One working hypothesis is that the sac prevents the upward displacement of the abdominal organs, resulting in less compression of the lungs, thus reducing the risk and degree of pulmonary hypoplasia. However, the incidence of intrathoracic liver and intrathoracic stomach was not significantly different in the two groups in our study, suggesting that the mechanism is probably more complex. In its most common presentation, CDH originates from the failure of closure of the pleuroperitoneal canal by the pleuroperitoneal membranes, resulting in a complete defect without peritoneum, pleura or muscle. Conversely, a hernia sac may result from a timely closure of the pleuroperitoneal canal without the appropriate subsequent muscularization of the defect. Therefore, the presence of a hernia sac could be the visible evidence of a late herniation during the embryological period[22, 30]. The timing of the defect could explain the observed improvement in prognosis rather than mechanical retention of organs in the abdominal cavity. This hypothesis is supported by the observed increase in fetal lung volume as assessed by MRI in cases with a hernia sac. Indeed, we showed that O/E ratios on MRI were significantly higher in cases of presence of a sac, resulting in an improvement in outcome. Conversely, ultrasound LHR indices were related to neither the presence of a hernia sac nor to postnatal outcome in our population. However LHR is more prone to high inter- and intraoperator variability and is therefore probably less reliable than MRI in assessing pulmonary hypoplasia. Indeed many factors may impair the reliability of ultrasound measurements of LHR, such as an accurate reference plane, visualization of the limits of the lungs, rib ultrasound shadowing and placement of calipers.

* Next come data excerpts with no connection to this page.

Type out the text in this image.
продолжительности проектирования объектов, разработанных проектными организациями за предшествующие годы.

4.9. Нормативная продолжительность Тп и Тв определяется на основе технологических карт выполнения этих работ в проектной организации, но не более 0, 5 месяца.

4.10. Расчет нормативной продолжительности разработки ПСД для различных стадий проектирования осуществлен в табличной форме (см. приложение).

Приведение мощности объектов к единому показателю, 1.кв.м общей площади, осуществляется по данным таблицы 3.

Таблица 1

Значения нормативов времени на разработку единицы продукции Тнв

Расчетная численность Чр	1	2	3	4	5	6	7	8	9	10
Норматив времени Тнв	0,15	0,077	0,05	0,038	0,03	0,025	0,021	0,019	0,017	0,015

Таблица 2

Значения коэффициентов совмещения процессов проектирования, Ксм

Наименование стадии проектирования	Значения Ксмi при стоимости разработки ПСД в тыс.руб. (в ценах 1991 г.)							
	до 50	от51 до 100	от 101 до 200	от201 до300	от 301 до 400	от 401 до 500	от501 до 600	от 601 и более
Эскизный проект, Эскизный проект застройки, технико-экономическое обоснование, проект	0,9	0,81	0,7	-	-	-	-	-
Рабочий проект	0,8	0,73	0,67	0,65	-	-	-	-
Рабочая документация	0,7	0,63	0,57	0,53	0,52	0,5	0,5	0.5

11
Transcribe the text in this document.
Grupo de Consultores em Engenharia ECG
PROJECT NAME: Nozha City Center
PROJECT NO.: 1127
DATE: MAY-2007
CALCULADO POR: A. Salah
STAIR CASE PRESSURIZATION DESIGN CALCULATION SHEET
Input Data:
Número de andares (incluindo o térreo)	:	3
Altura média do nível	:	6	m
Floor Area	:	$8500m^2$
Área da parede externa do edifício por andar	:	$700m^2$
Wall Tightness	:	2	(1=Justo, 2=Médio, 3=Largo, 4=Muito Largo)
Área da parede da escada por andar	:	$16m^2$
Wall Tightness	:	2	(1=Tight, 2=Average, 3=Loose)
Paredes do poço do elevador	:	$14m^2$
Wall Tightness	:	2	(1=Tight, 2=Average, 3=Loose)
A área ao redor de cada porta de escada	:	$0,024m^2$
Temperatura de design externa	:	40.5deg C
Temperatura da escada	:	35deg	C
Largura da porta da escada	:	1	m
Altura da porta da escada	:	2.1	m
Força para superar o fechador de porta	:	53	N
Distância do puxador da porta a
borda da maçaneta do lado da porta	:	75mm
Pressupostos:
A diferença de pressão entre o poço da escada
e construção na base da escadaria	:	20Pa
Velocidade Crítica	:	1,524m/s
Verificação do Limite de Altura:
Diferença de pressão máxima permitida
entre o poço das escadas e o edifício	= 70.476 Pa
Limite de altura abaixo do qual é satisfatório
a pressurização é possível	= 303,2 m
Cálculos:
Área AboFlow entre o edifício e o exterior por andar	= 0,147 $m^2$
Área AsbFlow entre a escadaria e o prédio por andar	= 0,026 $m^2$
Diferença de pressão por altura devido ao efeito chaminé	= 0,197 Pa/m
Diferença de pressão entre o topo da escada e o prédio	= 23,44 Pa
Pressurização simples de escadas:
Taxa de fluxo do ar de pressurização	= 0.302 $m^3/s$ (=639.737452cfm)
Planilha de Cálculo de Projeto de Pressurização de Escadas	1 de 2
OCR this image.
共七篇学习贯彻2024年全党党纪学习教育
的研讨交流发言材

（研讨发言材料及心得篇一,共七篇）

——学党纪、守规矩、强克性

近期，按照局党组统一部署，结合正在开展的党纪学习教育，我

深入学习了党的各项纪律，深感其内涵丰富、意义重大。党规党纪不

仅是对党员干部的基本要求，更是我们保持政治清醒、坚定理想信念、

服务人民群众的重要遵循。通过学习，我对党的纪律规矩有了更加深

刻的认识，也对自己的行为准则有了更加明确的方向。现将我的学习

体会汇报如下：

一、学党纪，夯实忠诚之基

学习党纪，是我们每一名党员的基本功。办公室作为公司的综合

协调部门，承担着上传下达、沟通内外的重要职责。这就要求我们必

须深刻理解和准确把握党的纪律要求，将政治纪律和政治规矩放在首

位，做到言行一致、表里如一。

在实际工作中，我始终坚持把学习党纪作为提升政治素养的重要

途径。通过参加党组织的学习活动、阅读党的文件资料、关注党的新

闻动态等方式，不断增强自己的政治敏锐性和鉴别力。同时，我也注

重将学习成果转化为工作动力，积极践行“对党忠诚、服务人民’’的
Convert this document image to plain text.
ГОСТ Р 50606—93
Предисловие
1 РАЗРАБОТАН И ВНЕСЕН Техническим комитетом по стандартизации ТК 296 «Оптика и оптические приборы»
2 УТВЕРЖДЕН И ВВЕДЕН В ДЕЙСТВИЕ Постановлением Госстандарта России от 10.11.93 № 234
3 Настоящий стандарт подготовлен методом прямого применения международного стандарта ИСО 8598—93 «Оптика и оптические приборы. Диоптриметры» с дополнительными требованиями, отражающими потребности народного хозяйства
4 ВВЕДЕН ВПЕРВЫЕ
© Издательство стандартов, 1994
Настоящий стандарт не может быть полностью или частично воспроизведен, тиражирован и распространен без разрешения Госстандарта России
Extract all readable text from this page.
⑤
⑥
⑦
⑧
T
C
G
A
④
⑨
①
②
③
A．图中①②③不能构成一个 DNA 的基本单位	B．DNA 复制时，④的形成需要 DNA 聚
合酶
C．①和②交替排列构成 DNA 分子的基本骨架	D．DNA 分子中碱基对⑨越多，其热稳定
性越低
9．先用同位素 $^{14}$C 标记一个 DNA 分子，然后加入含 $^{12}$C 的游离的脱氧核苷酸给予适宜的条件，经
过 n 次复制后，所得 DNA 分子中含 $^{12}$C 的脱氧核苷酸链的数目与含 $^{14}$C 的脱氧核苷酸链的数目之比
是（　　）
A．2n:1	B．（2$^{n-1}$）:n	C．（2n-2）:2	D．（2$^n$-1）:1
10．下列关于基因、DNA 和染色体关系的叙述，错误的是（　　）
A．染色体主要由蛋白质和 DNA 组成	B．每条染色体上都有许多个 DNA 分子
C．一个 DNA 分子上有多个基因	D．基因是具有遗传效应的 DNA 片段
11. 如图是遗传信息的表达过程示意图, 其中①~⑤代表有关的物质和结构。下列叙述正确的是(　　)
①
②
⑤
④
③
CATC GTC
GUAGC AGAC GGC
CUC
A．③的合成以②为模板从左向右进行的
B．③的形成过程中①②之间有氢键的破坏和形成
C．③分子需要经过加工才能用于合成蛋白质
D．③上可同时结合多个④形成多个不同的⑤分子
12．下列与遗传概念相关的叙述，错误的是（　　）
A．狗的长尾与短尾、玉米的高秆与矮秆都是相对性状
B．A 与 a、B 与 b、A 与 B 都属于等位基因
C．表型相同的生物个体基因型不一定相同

An autopsy was performed in only eight of the 33 children who died before surgery, which could cause a bias. However, parental refusal of an autopsy was the only reason for missing information and should therefore not have influenced the results.

Although not statistically significant, our results suggest lower morbidity in cases of CDH with a hernia sac. Although it appears to be a strong prognostic factor, prenatal identification of a hernia sac using a combination of ultrasound and MRI remains challenging. In our study, diagnosis of a hernia sac was suspected prenatally and confirmed in only one case. However, this was a retrospective study and prenatal imaging in the cases included did not specifically focus on the detection of hernia sacs. Advances in imaging techniques and awareness of its potential prognostic value should help in improving the prenatal assessment of the presence or absence of a hernia sac. Efforts should focus on refining the prenatal ultrasound and MRI findings and their reproducibility, with two goals in mind: first, a better understanding of the pathophysiology of CDH, particularly the relationship between the timing of the defect in cases with a hernia sac and its relationship with pulmonary hypoplasia; and second, improvement in prenatal counseling, especially in the era of prenatal therapy. Indeed, fetal therapy currently plays a significant role in the management of CDH, and the choice of its use is essentially based on prenatal predictor factors[31-33].

In conclusion, CDH with a hernia sac has a better prognosis in relation to increased pulmonary volume. The presence of a hernia sac could be associated with lesser morbidity, although this requires confirmation.